Taking Positive Action

‘I love running and I love Parkrun. Joshua, my (just) 10-year old son, has also go the bug and has just started doing Junior Parkrun. Running is also a great way to bring people together and raise money for charity and with this in mind, I decided to do something positive.

‘In 2017 three of my colleagues were diagnosed with terminal cancer and another young person I knew died at the end of 2017 in the care of the hospice. In A&E we’re like a family and we all wanted to feel we were doing something. As a regular parkrunner I decided it was time to take positive action and came up with the idea of an A&E parkrun takeover. We had #TeamA&E t-shirts made up and got everyone involved. Staff who’d never run before gave up smoking, got fit and got into running (and kept at it after). On the day (November 11 2017), we had: local radio; an ice cream van ; a mascot, ‘Wifie Bear’; sports massage; and hundreds of runners in #TeamA&E t-shirts. We managed to raise £6,000 for St Wilfrid’s Hospice in Eastbourne and McMillan Cancer.

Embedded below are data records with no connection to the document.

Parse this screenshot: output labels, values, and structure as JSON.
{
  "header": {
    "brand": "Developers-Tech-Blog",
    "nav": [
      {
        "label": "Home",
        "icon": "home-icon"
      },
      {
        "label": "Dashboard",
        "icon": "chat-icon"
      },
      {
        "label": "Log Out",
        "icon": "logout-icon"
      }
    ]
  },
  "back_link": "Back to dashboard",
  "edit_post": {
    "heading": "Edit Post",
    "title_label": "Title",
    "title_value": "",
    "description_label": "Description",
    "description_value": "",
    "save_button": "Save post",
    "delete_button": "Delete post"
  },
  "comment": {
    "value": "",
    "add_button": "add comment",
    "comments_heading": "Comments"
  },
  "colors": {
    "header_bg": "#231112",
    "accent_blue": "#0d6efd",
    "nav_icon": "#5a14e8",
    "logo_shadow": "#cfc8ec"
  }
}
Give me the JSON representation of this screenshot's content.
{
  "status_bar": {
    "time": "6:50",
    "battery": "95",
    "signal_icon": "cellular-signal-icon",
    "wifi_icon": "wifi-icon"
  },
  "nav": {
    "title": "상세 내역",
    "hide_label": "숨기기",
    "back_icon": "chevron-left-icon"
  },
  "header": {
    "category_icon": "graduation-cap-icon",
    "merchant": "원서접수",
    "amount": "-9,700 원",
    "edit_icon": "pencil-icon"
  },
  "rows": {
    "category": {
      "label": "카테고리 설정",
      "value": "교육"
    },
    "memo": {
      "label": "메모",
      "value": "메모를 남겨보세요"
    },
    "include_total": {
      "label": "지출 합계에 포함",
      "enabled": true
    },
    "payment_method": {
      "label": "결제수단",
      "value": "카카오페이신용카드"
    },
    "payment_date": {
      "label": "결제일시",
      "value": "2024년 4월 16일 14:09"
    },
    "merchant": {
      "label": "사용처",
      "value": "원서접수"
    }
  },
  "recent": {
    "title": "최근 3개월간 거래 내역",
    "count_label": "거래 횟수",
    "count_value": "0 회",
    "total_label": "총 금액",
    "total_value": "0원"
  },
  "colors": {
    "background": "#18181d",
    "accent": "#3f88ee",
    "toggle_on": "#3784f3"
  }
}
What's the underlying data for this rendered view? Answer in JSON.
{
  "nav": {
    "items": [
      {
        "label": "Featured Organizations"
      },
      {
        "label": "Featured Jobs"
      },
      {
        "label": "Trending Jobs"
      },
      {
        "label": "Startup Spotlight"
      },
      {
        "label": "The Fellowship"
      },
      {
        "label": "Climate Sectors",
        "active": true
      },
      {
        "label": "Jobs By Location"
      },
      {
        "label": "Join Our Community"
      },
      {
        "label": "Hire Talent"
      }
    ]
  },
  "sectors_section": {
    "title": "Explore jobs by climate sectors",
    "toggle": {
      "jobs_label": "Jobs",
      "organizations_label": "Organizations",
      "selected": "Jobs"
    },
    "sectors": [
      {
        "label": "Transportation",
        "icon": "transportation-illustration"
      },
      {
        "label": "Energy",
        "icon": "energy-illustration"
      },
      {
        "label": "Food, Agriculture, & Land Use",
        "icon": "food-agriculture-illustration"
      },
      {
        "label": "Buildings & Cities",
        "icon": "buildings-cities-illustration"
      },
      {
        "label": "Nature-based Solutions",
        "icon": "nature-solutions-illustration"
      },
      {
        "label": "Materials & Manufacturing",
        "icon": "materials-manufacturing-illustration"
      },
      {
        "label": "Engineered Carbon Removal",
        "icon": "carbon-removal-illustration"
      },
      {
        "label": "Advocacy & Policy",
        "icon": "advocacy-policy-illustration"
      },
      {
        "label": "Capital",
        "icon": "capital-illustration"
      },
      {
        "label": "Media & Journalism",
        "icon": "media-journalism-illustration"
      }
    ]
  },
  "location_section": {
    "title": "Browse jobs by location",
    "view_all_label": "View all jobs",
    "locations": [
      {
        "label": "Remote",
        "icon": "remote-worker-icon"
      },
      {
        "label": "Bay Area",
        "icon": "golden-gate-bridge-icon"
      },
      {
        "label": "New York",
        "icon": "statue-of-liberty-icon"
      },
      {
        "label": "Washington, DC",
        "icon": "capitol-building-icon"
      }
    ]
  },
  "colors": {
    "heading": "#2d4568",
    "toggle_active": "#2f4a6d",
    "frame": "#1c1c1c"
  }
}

‘I have lots of running ambitions and want to get as fast as I can over the next two years, whilst still spending time with my boys. I’m very disciplined about my training, Lee might say I’m a bit OCD! I do three sessions of Buggy Miles every week, to build by baseline of fitness, and the rest of the time by myself I run faster threshold or interval sessions. I do shifts so have to take my running times and stick with them and I’m often out of bed at 530am, and after a caffeine shot I’m out the door. Lee is really supportive and he plans my training for me – and once he’s planned it, I do it. The goal is to run a sub 1.25 half marathon, and keep doing the Buggy Miles, and then when Ted starts school, I’ll revisit the marathon – I’d love to try for a sub-three hour marathon. I’m motivated by the push of a new goal, and I absolutely love running, so why not?’